The current legislation would allow the dismissal of a Chapter 7 case for abuse, not substantial abuse. The new legislation creates a presumption of abuse when a debtor fails the means test. The means test is complicated, but let me see if I can give you a short explanation.
Basically, the debtors’ average monthly gross income for the last 6 months (excluding social security benefits and certain victim’s payments) is multiplied by 12 and compared to the state’s median income for the same family size. If the debtor’s income is below the state’s median income for the same family size, no presumption of abuse is found and the debtor does not have to apply the rest of the means test.
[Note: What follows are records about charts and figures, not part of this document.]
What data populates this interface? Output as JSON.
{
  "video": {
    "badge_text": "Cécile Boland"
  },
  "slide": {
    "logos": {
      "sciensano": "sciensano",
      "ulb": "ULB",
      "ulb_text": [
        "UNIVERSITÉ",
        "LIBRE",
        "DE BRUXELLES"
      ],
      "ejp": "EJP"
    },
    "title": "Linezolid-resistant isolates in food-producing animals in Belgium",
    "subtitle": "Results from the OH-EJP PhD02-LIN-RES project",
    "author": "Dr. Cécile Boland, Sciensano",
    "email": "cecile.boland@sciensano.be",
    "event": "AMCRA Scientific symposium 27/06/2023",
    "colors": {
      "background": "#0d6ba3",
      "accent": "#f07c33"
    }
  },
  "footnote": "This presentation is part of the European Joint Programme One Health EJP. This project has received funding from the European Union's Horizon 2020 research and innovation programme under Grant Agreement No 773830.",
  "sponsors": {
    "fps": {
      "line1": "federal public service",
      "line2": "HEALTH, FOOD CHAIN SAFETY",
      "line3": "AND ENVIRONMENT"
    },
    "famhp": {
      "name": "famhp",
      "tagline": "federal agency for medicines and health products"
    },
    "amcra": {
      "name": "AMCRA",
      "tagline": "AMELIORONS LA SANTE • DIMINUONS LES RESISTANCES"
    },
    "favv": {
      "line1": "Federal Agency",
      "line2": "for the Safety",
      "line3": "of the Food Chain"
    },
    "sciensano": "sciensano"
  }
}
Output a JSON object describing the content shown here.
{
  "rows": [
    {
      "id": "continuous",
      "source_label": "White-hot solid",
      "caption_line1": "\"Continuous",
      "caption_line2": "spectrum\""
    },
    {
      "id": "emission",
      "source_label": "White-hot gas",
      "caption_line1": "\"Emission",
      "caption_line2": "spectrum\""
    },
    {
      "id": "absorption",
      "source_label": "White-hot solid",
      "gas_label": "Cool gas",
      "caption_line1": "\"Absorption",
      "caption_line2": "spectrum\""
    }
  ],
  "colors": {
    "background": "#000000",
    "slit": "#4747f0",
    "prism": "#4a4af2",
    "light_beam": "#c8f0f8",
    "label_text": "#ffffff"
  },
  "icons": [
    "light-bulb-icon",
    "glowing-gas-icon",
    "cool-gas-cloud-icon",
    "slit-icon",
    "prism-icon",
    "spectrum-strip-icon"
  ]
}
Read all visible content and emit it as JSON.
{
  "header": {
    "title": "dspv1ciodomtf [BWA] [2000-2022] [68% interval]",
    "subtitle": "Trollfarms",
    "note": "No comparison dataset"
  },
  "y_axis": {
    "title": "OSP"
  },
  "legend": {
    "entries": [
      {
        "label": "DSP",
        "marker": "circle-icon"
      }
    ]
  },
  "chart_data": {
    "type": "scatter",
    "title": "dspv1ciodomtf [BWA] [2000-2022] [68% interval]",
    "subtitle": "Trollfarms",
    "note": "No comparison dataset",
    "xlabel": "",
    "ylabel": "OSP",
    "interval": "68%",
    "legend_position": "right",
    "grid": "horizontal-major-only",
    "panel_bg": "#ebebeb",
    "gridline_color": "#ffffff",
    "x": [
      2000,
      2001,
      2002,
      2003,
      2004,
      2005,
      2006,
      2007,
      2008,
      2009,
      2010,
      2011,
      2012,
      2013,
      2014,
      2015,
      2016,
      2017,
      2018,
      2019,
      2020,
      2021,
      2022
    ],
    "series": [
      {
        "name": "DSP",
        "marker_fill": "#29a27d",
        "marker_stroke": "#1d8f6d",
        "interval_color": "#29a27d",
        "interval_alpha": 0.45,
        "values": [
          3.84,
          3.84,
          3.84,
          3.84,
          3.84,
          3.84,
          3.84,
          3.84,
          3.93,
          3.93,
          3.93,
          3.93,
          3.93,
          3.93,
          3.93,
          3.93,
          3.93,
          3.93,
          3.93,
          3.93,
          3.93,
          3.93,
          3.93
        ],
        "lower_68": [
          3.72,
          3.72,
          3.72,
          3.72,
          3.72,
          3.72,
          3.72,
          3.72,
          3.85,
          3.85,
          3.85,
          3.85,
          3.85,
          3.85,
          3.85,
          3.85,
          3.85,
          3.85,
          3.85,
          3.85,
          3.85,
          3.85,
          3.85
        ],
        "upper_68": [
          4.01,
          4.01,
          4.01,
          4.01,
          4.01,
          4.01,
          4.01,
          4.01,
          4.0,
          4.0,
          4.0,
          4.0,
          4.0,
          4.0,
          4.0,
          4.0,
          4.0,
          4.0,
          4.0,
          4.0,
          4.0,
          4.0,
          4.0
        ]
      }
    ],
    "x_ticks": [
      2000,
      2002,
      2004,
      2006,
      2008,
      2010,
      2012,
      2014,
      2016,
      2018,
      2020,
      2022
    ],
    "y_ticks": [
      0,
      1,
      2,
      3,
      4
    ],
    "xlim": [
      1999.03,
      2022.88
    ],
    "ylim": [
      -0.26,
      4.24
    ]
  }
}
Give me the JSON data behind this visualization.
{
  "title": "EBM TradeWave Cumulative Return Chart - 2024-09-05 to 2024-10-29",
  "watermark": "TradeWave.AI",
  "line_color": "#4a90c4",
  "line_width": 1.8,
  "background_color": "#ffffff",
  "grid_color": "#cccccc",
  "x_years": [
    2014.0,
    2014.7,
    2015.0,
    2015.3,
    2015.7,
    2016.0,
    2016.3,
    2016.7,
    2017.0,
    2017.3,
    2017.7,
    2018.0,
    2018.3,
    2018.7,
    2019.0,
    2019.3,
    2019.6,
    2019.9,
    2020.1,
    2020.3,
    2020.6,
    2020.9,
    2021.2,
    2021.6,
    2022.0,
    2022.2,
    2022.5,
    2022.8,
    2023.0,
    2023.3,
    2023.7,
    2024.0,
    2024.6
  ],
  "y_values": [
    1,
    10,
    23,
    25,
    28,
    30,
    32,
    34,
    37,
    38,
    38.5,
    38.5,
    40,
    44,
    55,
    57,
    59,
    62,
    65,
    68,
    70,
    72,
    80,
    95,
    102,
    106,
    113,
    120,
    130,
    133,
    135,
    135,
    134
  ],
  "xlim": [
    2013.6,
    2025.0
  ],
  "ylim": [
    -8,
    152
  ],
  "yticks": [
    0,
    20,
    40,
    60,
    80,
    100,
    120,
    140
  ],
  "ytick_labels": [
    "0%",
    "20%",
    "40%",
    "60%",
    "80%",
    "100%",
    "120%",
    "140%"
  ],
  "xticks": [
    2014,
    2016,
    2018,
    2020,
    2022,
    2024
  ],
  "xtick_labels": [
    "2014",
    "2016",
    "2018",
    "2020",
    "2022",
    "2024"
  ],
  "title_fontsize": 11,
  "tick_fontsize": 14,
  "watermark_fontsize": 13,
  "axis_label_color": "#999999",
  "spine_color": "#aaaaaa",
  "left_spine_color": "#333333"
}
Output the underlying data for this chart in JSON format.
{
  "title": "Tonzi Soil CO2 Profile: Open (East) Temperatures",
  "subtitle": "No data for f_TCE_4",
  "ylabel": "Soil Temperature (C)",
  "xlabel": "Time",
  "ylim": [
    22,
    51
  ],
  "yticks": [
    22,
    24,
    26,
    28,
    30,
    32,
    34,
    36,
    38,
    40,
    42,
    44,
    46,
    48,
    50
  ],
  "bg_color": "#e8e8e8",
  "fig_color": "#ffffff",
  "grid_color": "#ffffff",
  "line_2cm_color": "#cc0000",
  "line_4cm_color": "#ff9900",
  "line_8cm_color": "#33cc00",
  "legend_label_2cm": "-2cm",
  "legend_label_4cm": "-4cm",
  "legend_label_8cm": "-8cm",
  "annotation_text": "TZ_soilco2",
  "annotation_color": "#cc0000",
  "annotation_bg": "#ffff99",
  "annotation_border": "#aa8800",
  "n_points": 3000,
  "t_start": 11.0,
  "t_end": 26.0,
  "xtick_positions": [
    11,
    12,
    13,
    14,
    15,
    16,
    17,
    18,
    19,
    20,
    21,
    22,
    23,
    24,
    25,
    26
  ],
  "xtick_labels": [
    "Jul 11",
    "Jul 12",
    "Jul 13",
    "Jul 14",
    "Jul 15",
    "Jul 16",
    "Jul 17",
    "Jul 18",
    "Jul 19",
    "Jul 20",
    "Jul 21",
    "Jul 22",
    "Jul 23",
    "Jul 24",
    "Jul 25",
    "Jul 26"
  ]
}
If the debtor’s income exceeds the state’s median, then the means test must be applied and the debtor’s case can be challenged by any party in interest (creditors, the interim trustee, the US Trustee, or the Judge).
The means test imposes a “reasonable” budget onto the debtor’s income and determines whether the debtor, under the means test has an ability to repay unsecured debts in a Chapter 13 case. The frustrating part of this is that the means test is taking a lot of discretion away from judges to weigh individual circumstances on a case by case basis to determine abuse. The means test also imposes artificial income and expenses on the debtor in determining whether the debtor has “means” to repay creditors. Even worse, the budget numbers the new law requires the debtor to use for expenses are the numbers the IRS uses when it determines a tax cheaters ability to pay delinquent taxes. As you can imagine, the expense allowances are fairly minimal because those standards are meant to punish tax cheaters for cheating on taxes.
I’ll end this post here, despite the fact that there are many more provisions to the new legislation I could discuss and I will discuss in future blogs, but I don’t want to put you to sleep.